Of course, it’s possible such records existed in the Nalanda or Vikramashila universities that were destroyed by primitive marauders whose idea of treasure didn’t go beyond jewelry. A re-enactment of this wanton destruction happened in 2001 when the Bamiyan Buddhas, a fine specimen of Gandhara art from the 6th century, were blown up. Déjà vu.
I do wonder if present day Chinese leaders and the Afghans that currently hold sway tap into a deep intuitive knowledge of one another’s minds. I mean, do they recognize themselves in the other and instinctively know how to transact business with them?
India doesn’t have that best-friend thing with any country, though some say we do have a genuine connection with Russia and Israel.
We see how India completed several civil projects in Afghanistan over the last 20 years but didn’t forge a friendship. One can’t force friendship – it’s like college roommates, some are merely roommates while some become friends for life. What we had going with Afghanistan is closer to the former.

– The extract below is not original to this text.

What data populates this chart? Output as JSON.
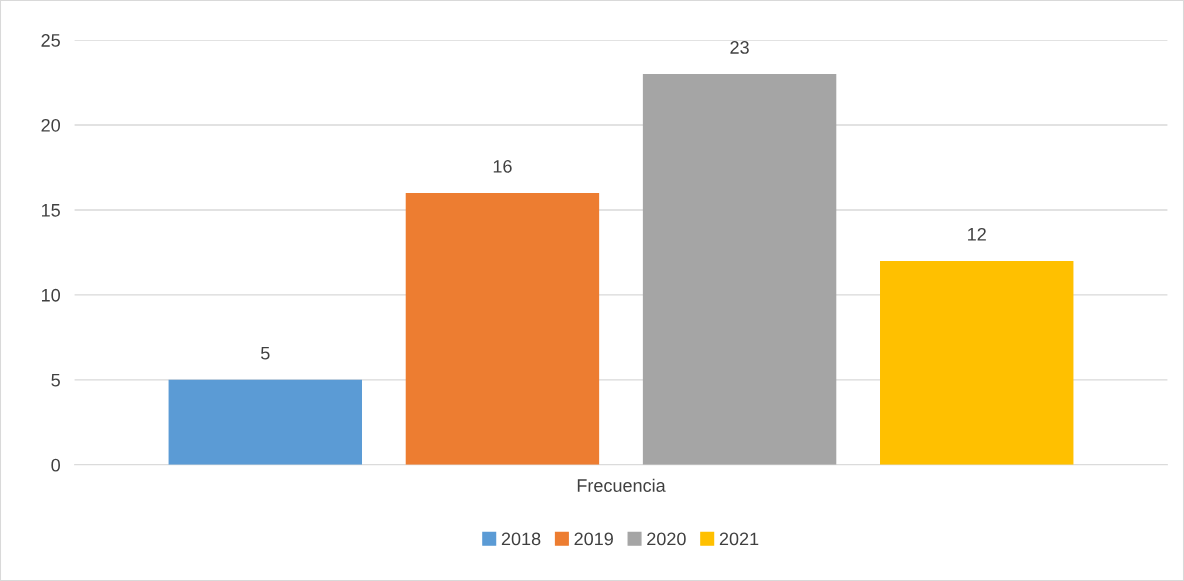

Treaties, pacts, partnerships, MoUs, promises and assurances don’t carry quite the same meaning and sanctity in all cultures. People with fewer scruples may use them as expedients, bait, or devices to achieve immediate goals. To unscrupulous people ‘a gentleman’s word is his bond’ means ‘a foolish man who deserves to be taken advantage of’. This is illustrated by one version of Prithviraj Chauhan’s fate that has gained publicity recently.
As an Indian I feel a niggling unease, as if the Ghori-Prithviraj interactions in the two Battles of Tarain 1000 years ago might be re-enacted anytime. The US is either as innocent as a child getting into a car with the ‘nice’ man he just met, or incredibly stupid, or there’s a clever foreign policy that is beyond the understanding of ordinary mortals, or there’s a conspiracy involved. It’s hard to believe the US didn’t know where its ‘aid’ was going for twenty years.

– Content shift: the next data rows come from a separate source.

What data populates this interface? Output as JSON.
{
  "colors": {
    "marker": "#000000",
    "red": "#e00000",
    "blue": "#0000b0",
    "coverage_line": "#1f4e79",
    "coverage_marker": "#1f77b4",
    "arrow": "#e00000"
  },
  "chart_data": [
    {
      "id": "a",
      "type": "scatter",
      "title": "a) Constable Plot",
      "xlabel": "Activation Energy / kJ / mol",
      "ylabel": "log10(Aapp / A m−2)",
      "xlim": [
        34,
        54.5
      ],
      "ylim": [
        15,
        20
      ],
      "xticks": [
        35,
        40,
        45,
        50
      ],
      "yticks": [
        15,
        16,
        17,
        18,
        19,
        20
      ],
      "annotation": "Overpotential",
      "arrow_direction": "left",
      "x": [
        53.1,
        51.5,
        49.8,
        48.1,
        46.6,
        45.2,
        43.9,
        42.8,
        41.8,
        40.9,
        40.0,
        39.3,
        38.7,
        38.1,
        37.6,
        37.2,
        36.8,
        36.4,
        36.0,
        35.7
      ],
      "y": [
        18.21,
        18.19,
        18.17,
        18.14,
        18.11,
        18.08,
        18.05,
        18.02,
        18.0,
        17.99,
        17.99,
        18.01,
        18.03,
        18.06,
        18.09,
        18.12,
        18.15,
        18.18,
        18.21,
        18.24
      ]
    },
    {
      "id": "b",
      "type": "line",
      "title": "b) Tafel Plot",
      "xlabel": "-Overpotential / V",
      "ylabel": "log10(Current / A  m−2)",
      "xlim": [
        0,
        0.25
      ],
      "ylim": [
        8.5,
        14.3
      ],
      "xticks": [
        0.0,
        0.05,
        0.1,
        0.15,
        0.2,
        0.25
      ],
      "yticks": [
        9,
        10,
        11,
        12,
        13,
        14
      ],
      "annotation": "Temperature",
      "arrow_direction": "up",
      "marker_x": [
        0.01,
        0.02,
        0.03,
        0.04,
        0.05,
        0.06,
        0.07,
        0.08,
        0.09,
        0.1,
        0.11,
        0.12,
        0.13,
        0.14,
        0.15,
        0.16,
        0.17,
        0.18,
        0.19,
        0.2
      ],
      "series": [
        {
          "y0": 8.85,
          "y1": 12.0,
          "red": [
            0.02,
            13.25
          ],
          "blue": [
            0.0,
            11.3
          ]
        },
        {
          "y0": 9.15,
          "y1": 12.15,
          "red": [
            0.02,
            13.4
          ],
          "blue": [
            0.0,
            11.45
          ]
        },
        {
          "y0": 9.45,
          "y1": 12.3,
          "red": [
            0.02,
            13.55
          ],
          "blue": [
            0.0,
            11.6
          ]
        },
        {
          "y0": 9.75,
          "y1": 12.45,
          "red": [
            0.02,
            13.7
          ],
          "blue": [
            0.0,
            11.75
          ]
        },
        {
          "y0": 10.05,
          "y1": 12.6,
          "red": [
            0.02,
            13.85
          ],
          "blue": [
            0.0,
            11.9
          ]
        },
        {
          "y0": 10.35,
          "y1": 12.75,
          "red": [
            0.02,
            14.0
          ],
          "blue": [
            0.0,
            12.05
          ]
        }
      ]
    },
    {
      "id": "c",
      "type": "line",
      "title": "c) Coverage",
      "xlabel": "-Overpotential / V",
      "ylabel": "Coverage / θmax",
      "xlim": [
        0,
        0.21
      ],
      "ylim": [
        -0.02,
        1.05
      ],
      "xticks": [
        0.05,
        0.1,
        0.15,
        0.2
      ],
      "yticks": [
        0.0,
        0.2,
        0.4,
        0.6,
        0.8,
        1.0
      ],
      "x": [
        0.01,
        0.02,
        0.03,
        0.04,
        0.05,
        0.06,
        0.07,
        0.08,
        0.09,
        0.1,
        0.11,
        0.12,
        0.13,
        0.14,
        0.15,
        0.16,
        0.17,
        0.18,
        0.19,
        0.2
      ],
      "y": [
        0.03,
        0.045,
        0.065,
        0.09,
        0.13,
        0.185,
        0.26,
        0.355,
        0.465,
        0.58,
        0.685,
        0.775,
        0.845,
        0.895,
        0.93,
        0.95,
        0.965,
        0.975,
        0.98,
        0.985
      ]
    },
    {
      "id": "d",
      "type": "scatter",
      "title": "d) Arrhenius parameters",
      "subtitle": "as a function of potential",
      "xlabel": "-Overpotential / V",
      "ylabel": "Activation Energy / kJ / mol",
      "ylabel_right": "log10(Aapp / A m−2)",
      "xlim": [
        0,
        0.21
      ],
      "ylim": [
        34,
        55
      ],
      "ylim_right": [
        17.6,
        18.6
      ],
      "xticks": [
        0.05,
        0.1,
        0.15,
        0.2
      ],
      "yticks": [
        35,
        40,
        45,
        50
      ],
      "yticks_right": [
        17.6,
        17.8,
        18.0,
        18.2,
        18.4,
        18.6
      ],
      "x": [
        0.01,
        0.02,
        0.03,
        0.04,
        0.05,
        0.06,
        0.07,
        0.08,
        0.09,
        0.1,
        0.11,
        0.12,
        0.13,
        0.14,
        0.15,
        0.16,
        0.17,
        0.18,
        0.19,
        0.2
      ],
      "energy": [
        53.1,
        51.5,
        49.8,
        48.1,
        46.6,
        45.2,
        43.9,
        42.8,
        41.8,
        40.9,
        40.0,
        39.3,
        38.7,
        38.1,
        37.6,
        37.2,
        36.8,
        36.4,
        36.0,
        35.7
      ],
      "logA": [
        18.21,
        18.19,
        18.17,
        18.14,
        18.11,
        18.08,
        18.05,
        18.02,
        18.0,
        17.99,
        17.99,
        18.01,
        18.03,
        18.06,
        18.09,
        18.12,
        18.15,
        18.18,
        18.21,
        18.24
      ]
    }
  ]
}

Perhaps the aftermath of the 20-year Afghan war is to Americans what our 1000-year history of being under relentless attack is to us, hopefully making them a little more circumspect in future while dealing with people who live by a different set of ethics.
Words like president and minister in the context of a government in Afghanistan sound contrived because people holding those posts have different qualifications and job experience in our world. Since it is not an elected government, the nomenclature doesn’t sit well with many of us. All they want is the $$$$$, the bag of goodies they feel entitled to receive from the international community, and everybody knows it.
But the images coming out of Afghanistan of malnourished and sick children, vacant-eyed mothers sitting by the hospital beds of their little ones, women howling in pain on being beaten up, these are tugging at people’s heartstrings all over the world.
We empathize, because we’ve seen this before, whenever there is an upheaval somewhere in the world – Serbia, South Sudan, Burma, Honduras, Chechnya, Ukraine, Spain, etc. – and in our own country. Hopefully, the $1billion collected yesterday for food and basic necessities for the Afghan people reaches them.